Después de esperar un rato, llegó el ideólogo
del negocio y juntos entraron en el lupanar. Y si hasta entonces el mero
hecho del planteamiento teórico de semejante idea parecía un desatino, la
visión de lo que allí había, fue descorazonadora y sobrecogedora a un tiempo.
Nunca lleguó a saber quién estaba más
sorprendido de ver a quién. Las mujeres estaban sentadas en una fila
interminable, pegadas a la pared, como en las fiestas de los bailes antiguos de
los pueblos. El espectáculo era dantesco. Alfeo se preguntaba cómo era posible que
alguien pagara por esas mujeres que de agraciadas no tenían nada. Y entonces imaginó a los hombres y casi se puso a llorar.
Mientras avanzaban por el local en dirección a lo
que se suponía iba a ser el despacho del proxeneta, ellas los miraban como si
fueran de Inmigración y les fueran a pedir papeles. Alfeo procuraba no mirar demasiado
a ninguna, no fuera que alguna se sintiera incitada al pecado y tuviera que lidiar con el problema.
Finalmente, después de recorrer un pasillo
que le pareció interminable, llegaron al lugar desde donde el chulo ejercía su
autoridad.
Una mesa y media docena de mujeres le rodeaban, como si se tratara
de un harén o un grupo de guardaespaldas.

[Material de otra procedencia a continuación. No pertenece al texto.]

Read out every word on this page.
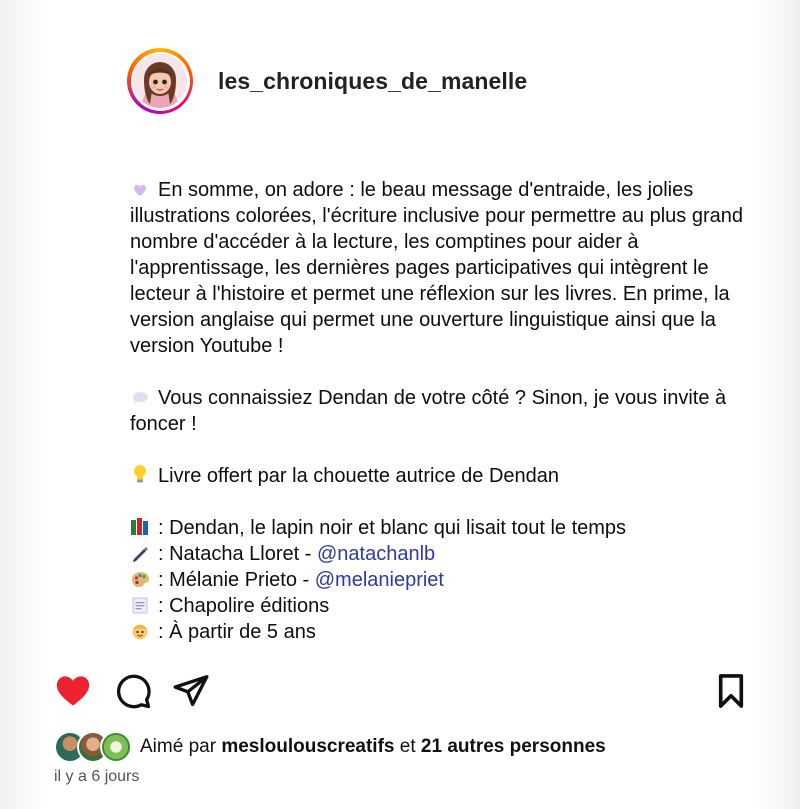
les_chroniques_de_manelle

En somme, on adore : le beau message d'entraide, les jolies illustrations colorées, l'écriture inclusive pour permettre au plus grand nombre d'accéder à la lecture, les comptines pour aider à l'apprentissage, les dernières pages participatives qui intègrent le lecteur à l'histoire et permet une réflexion sur les livres. En prime, la version anglaise qui permet une ouverture linguistique ainsi que la version Youtube !

Vous connaissiez Dendan de votre côté ? Sinon, je vous invite à foncer !

Livre offert par la chouette autrice de Dendan

: Dendan, le lapin noir et blanc qui lisait tout le temps

: Natacha Lloret - @natachanlb

: Mélanie Prieto - @melaniepriet

: Chapolire éditions

: À partir de 5 ans

Aimé par mesloulouscreatifs et 21 autres personnes
il y a 6 jours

Su aspecto encajaba perfectamente con
el perfil que le había comentado su colega: hombre curtido en mil peleas en
las prisiones, con una coleta bastante larga que recogía un pelo lacio y
repleto de canas, de aspecto fornido y probablemente tan sorprendido o más que
Alfeo de verlos por allí y tan formalmente ataviados.

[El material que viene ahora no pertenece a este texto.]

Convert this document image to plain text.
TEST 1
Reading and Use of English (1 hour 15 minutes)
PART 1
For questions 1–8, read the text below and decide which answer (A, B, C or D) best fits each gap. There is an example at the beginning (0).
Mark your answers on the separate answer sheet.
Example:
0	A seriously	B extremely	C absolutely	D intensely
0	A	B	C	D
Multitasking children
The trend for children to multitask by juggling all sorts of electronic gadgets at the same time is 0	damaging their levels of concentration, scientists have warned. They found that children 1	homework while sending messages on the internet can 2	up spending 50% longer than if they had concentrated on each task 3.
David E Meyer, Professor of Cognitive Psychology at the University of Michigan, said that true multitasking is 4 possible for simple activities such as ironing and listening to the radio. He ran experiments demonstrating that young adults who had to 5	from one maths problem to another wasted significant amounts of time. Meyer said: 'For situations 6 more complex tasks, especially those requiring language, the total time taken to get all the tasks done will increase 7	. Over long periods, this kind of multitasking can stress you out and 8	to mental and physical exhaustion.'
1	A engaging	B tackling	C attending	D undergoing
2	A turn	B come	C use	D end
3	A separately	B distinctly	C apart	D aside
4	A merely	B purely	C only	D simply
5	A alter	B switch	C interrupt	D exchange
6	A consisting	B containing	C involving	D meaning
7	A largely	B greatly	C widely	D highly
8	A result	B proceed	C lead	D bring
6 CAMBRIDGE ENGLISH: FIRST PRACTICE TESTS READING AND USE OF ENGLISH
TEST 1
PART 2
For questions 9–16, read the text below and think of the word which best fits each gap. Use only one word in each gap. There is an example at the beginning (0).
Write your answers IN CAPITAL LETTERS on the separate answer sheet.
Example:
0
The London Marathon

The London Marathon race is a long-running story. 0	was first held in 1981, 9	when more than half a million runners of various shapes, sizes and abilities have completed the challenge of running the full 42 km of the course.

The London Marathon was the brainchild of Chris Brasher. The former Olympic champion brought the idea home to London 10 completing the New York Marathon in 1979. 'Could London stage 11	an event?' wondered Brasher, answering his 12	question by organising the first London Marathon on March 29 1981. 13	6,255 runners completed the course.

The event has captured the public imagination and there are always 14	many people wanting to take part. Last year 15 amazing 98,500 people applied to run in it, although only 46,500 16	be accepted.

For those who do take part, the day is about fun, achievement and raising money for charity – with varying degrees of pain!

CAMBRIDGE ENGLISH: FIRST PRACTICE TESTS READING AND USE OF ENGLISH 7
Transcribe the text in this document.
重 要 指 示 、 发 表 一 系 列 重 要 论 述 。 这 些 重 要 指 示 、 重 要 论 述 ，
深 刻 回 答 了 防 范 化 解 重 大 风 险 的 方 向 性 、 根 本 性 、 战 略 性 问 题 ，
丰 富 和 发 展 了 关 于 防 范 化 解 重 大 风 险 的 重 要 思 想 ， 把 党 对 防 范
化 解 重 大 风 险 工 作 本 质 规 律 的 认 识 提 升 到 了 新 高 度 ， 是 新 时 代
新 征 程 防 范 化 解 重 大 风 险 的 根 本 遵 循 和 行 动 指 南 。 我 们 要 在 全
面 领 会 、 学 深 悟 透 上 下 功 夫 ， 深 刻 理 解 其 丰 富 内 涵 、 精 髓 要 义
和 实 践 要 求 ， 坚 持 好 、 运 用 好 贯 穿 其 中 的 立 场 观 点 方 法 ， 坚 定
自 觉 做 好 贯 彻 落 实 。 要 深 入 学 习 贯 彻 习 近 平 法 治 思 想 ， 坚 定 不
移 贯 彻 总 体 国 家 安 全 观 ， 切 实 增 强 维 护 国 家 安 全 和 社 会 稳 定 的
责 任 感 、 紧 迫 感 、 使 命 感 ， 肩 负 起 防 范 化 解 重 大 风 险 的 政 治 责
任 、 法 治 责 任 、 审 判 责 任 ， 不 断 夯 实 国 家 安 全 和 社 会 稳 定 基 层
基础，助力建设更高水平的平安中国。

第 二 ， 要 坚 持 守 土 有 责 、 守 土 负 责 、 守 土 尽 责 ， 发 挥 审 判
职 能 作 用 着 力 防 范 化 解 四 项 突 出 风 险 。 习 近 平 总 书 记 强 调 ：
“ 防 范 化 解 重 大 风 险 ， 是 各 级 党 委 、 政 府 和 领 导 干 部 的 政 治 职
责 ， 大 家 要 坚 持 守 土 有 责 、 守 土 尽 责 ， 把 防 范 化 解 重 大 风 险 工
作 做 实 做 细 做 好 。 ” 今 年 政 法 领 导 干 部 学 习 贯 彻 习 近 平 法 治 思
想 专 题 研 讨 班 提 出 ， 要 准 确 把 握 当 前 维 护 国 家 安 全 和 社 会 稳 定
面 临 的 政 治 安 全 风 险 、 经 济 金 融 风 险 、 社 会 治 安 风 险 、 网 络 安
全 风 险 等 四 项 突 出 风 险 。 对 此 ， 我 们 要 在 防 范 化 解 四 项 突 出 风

Dado que había sido el colega el que había
hecho los honores de establecer contacto, Alfeo dejó que fuera él quien terminara de
cerrar la operación. Mientras tanto, aguantaba estoicamente las miradas
de las que tenía delante de él y rodeaban al chulo, así como, probablemente, la
de las que tenía detrás, también. Al cabo de un par de minutos se acerca
el tontoelhaba del colega y dice:
- Me dice el jefe que por su parte
no hay problema. Que podemos hablar con las chicas, pero que cree que no
tenemos nada que hacer. Que estas tías, suelen convivir varias en una casa para
ahorrar y en cuanto ganan algo por la noche, a la mañana siguiente lo mandan a
sus países para sus hijos.
¿Y para ese viaje necesitábamos alforjas,
gilipollas? - pensó.
- Vámonos,- le dijo sin darle más
opciones.
Y deshicieron el camino de entrada con las
mismas miradas inquisitoriales de las que seguían sentadas y pegadas a la
pared.
De su nuevo colega el agente, nunca más se supo.